Por que e como reaproveitar containers na construção?

Material pode ser empregado na criação de estruturas provisórias no canteiro ou na execução de tipos distintos de edificações residenciais ou comerciais. Veja mais a seguir

Publicado em: 12/04/2021

Texto: Redação AECweb/e-Construmarket

Containers na construção
Os containers podem ser usados como estruturas provisórias nos canteiros (Foto: serato/Shutterstock)

O reaproveitamento de containers pela construção civil nacional é prática comum. Após cumprirem seu papel no transporte de cargas, as peças são transformadas em estruturas provisórias nos canteiros ou em ambientes habitáveis, sejam eles comerciais ou residenciais. “Depois que saem do ramo marítimo, continuam bastante úteis e oferecem muitos benefícios”, destaca Silvio Campos, presidente da Câmara Brasileira de Contêineres, Transporte Ferroviário e Multimodal (CBC).

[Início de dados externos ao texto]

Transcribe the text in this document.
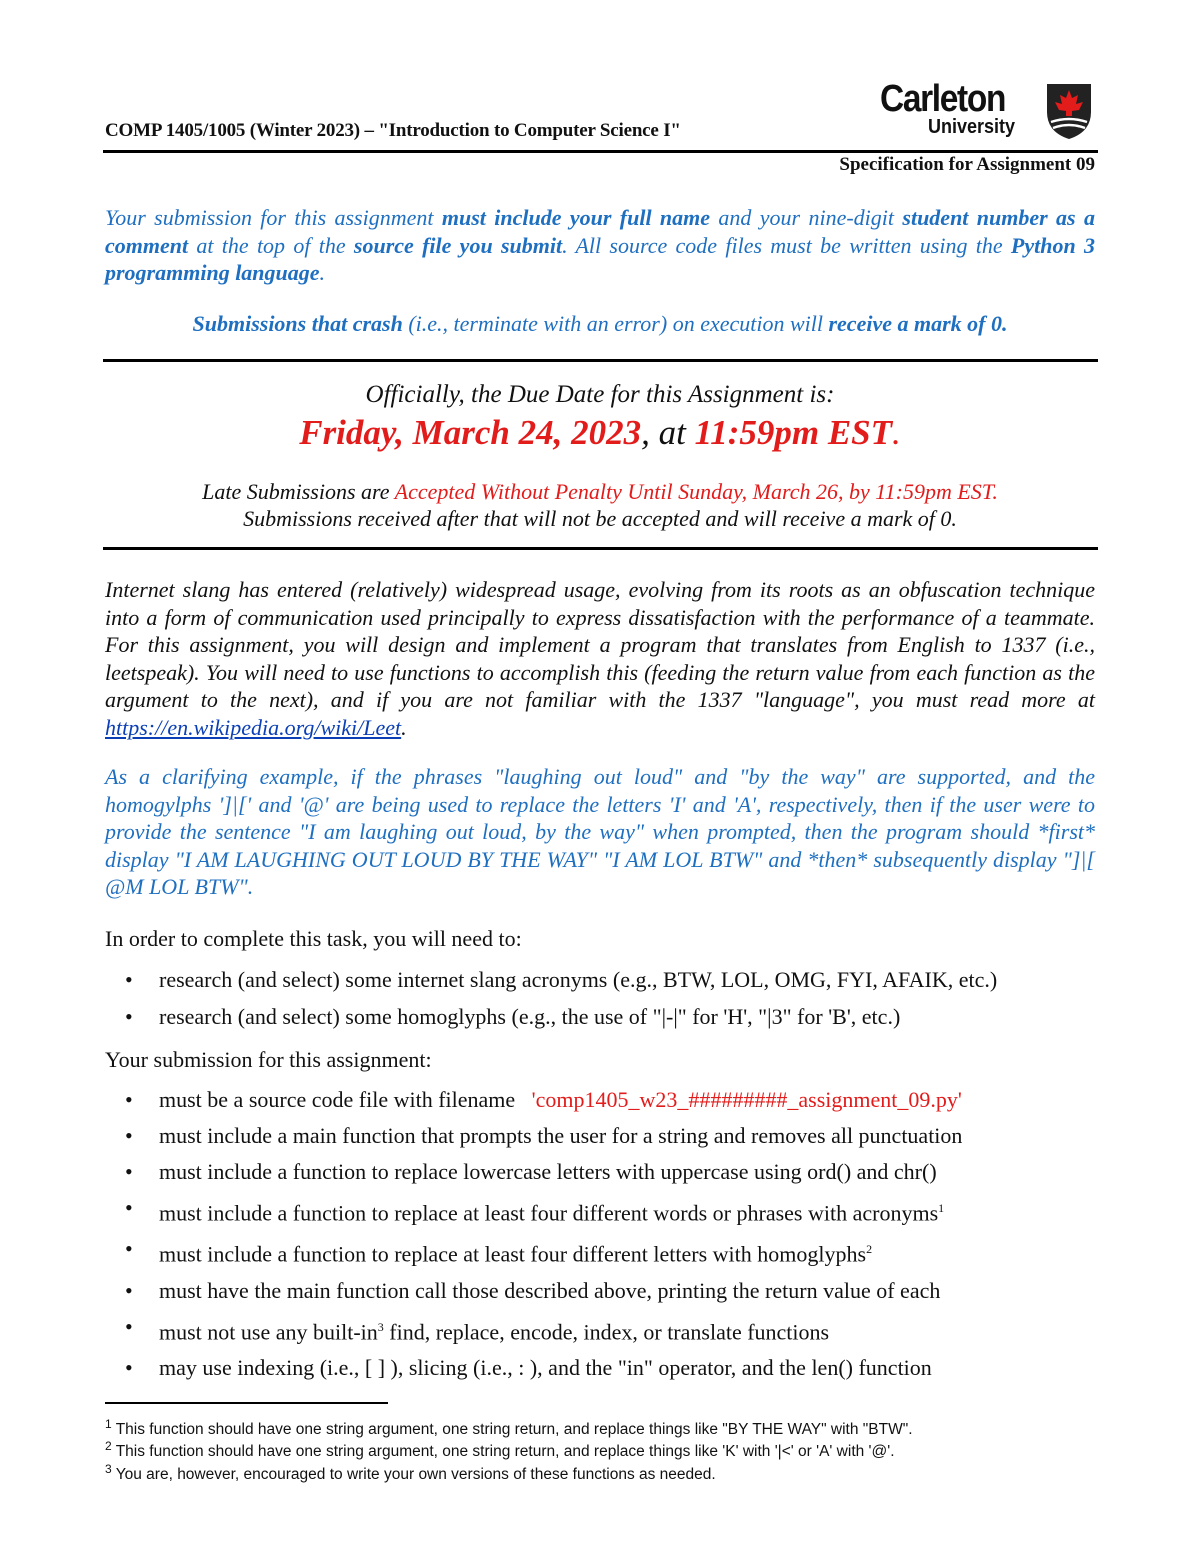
COMP 1405/1005 (Winter 2023) – "Introduction to Computer Science I"
Carleton
University
Specification for Assignment 09
Your submission for this assignment must include your full name and your nine-digit student number as a comment at the top of the source file you submit. All source code files must be written using the Python 3 programming language.
Submissions that crash (i.e., terminate with an error) on execution will receive a mark of 0.
Officially, the Due Date for this Assignment is:
Friday, March 24, 2023, at 11:59pm EST.
Late Submissions are Accepted Without Penalty Until Sunday, March 26, by 11:59pm EST.
Submissions received after that will not be accepted and will receive a mark of 0.
Internet slang has entered (relatively) widespread usage, evolving from its roots as an obfuscation technique into a form of communication used principally to express dissatisfaction with the performance of a teammate. For this assignment, you will design and implement a program that translates from English to 1337 (i.e., leetspeak). You will need to use functions to accomplish this (feeding the return value from each function as the argument to the next), and if you are not familiar with the 1337 "language", you must read more at https://en.wikipedia.org/wiki/Leet.
As a clarifying example, if the phrases "laughing out loud" and "by the way" are supported, and the homogylphs ']|[' and '@' are being used to replace the letters 'I' and 'A', respectively, then if the user were to provide the sentence "I am laughing out loud, by the way" when prompted, then the program should *first* display "I AM LAUGHING OUT LOUD BY THE WAY" "I AM LOL BTW" and *then* subsequently display "]|[ @M LOL BTW".
In order to complete this task, you will need to:
• research (and select) some internet slang acronyms (e.g., BTW, LOL, OMG, FYI, AFAIK, etc.)
• research (and select) some homoglyphs (e.g., the use of "|-|" for 'H', "|3" for 'B', etc.)
Your submission for this assignment:
• must be a source code file with filename 'comp1405_w23_#########_assignment_09.py'
• must include a main function that prompts the user for a string and removes all punctuation
• must include a function to replace lowercase letters with uppercase using ord() and chr()
• must include a function to replace at least four different words or phrases with acronyms$^1$
• must include a function to replace at least four different letters with homoglyphs$^2$
• must have the main function call those described above, printing the return value of each
• must not use any built-$in^3$ find, replace, encode, index, or translate functions
• may use indexing (i.e., [ ] ), slicing (i.e., : ), and the "in" operator, and the len() function
$^1$ This function should have one string argument, one string return, and replace things like "BY THE WAY" with "BTW".
$^2$ This function should have one string argument, one string return, and replace things like 'K' with '|<' or 'A' with '@'.
$^3$ You are, however, encouraged to write your own versions of these functions as needed.
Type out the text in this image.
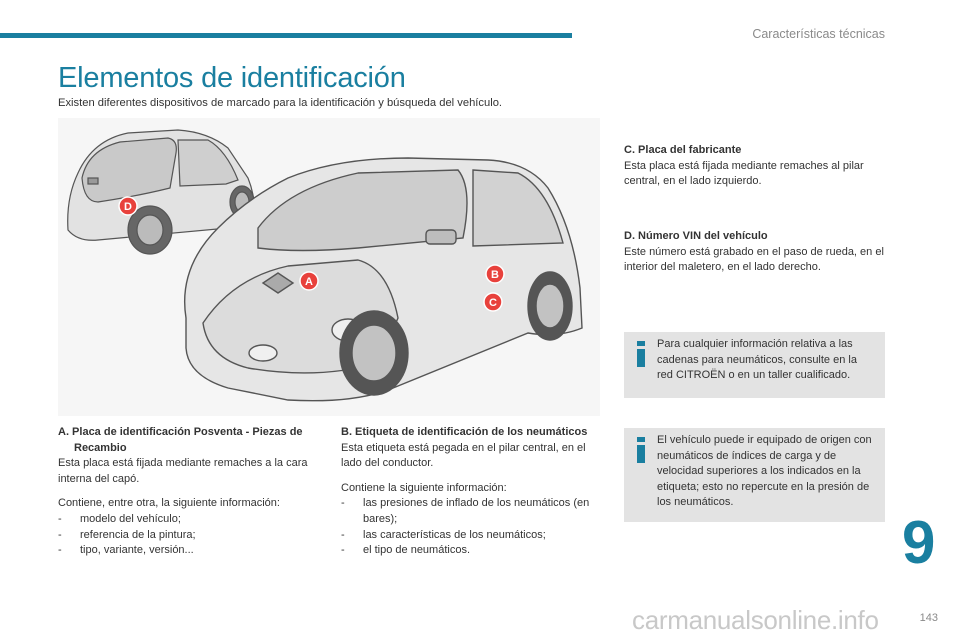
Características técnicas
Elementos de identificación
Existen diferentes dispositivos de marcado para la identificación y búsqueda del vehículo.
A
B
C
D
A. Placa de identificación Posventa - Piezas de Recambio

Esta placa está fijada mediante remaches a la cara interna del capó.

Contiene, entre otra, la siguiente información:

- modelo del vehículo;
- referencia de la pintura;
- tipo, variante, versión...
B. Etiqueta de identificación de los neumáticos

Esta etiqueta está pegada en el pilar central, en el lado del conductor.

Contiene la siguiente información:

- las presiones de inflado de los neumáticos (en bares);
- las características de los neumáticos;
- el tipo de neumáticos.
C. Placa del fabricante

Esta placa está fijada mediante remaches al pilar central, en el lado izquierdo.

D. Número VIN del vehículo

Este número está grabado en el paso de rueda, en el interior del maletero, en el lado derecho.

Para cualquier información relativa a las cadenas para neumáticos, consulte en la red CITROËN o en un taller cualificado.
El vehículo puede ir equipado de origen con neumáticos de índices de carga y de velocidad superiores a los indicados en la etiqueta; esto no repercute en la presión de los neumáticos.
9
carmanualsonline.info	143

Qualquer tipo de container pode ser reaproveitado, porém, existem regras que precisam ser atendidas. Por exemplo, a NR-18 determina a realização de testes para garantir que não há nenhum tipo de contaminação, riscos químicos ou níveis de radioatividade nas peças transformadas em instalações para abrigar os trabalhadores do canteiro. “Quando as exigências são cumpridas, o container marítimo é utilizado sem preocupação”, diz Campos.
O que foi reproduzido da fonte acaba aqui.